Luter Plots
Overview
Luter Plots has many iterations where each is an analysis script that gives around 10 cool plots. This page specifically covers the Jupyter Notebook version we made.
rdfluterplots is a jupyter notebook that takes a .root file containing cosmic ray data, analyzes the data using RDataFrame, and displays them using CERN's ROOT framework.
Script Usage
The Jupyter Notebook is located at this link: rdfluterplots
Input Run
Data for different runs is stored in root files label with the run number. For example, run 40 is saved to the file rootfiles/test40.root. So, by changing the filename variable in cell 2, you can select the run data you want to analyze.
Changing Functions
The program defines all of its functions in C++ and uses ROOT gInterpreter to make the C++ code accessible to the rest of the python script. These functions are mostly found in the third cell. Everything inside this trigger comment block must be written in C++ format.
Output Data
All the graphs are created using root TCanvas objects.
Raw Data Plots
Canvases 1 and 2 simply plot the raw TDC and ADC values as a 1d Histogram. Each channel has its own subplot on the canvas.

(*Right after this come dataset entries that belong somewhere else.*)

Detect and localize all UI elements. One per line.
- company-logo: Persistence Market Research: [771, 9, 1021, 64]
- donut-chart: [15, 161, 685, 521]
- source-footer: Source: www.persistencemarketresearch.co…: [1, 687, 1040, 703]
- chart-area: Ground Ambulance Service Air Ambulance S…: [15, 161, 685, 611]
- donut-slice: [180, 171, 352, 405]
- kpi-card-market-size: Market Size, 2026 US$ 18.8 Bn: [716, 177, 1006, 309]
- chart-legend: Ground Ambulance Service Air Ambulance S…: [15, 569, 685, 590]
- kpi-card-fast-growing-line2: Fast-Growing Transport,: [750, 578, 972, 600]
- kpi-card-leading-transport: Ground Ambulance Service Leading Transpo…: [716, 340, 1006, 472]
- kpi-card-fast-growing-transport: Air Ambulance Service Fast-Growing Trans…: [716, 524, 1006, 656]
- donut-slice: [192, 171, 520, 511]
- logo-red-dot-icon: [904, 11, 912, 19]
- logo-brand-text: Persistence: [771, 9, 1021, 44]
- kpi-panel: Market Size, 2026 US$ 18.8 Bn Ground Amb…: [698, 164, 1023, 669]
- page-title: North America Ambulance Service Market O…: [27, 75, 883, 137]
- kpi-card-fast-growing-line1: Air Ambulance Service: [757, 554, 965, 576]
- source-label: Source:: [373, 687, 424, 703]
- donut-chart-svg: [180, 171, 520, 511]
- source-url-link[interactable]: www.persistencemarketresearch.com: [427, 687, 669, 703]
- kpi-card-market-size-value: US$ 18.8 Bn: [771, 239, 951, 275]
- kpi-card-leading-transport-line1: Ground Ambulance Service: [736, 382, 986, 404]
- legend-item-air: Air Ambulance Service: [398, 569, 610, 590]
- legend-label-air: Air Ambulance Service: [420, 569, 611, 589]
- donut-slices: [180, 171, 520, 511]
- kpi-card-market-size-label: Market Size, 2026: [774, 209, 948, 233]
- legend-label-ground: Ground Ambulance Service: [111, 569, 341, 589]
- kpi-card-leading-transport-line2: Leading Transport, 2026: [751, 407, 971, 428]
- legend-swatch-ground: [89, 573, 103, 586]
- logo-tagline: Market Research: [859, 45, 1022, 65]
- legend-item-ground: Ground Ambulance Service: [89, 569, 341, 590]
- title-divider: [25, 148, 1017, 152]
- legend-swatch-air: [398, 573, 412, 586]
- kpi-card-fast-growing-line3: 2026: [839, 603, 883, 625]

Notice how the TDC peaks do not line up and how the ADC data are all squished to the left side of the plot
Adjusted Plots
The program does some corrections to make the data better.
TDC Adjustments
For the TDC Data, The program finds the mean value of the raw data for each channel then plots the data as so that all of the mean values are centered on the plot.
ADC Adjustments
For the ADC Data, it finds the pedestal value (these values arise from the voltage offset of the system) and takes an adjustment factor. To get the corrected data, it takes the actual value minus the pedestal then divides that by the average value minus the pedestal. That expression is multiplied by the correction factor to get the data to line up properly.
Plots
Canvases 3 and 4 display the adjusted TDC and ADC Data data.
ADC/TDC vs Xtop/Xbottom
Xtop and XBottom are both calculated by taking the difference between the left and right channel digital time signals divide by two, then this value is converted to a x position from the center of the scintillator.
For the TDC graphs, we expect to see them linear increase or decrease for the left or right channel respectively. This is because if the cosmic ray hits close to the left, you get a negative xpos, a smaller left time and a larger right time. As the position gets closer to the right the xpos increase, the left time increases, and the right time decreases.
For the ADC graphs, we expect a similar trend of increase or decrease for the left or right channel respectively; however, the slope is not as linear.
Ray Data
The top two plots show the calculated the x-position of where the ray strikes the top and bottom scintillators. The calculation of this is explained in the previous section.
The second two plots show the mean position of where the ray strikes the scintillator. When the TDC was adjusted, it was set so the channels would center around 2000; and thus, for this plot it sums the right and left TDC data and subtracts 4000 before converting the digital signal to a distance.
The Mean Position is just the mean top minus mean bottom all over two.
The Angle 1 graph shows the angle calculated between the top and bottom position.
Energy Deposition
Canvas 8 shows the average of the ADC data between the left and right channel for each scintillator.
Canvas 9 is the graphs superimposed and then the ratio between the two energy depositions.
ADC vs. Theta
The top two just show the calculated angle against the ADC data. The value of these are expected to increase at larger angles since then the cosmic ray travels through a larger amount of scintillator.
The bottom two are the same graph as the top except they some error bars and a fit.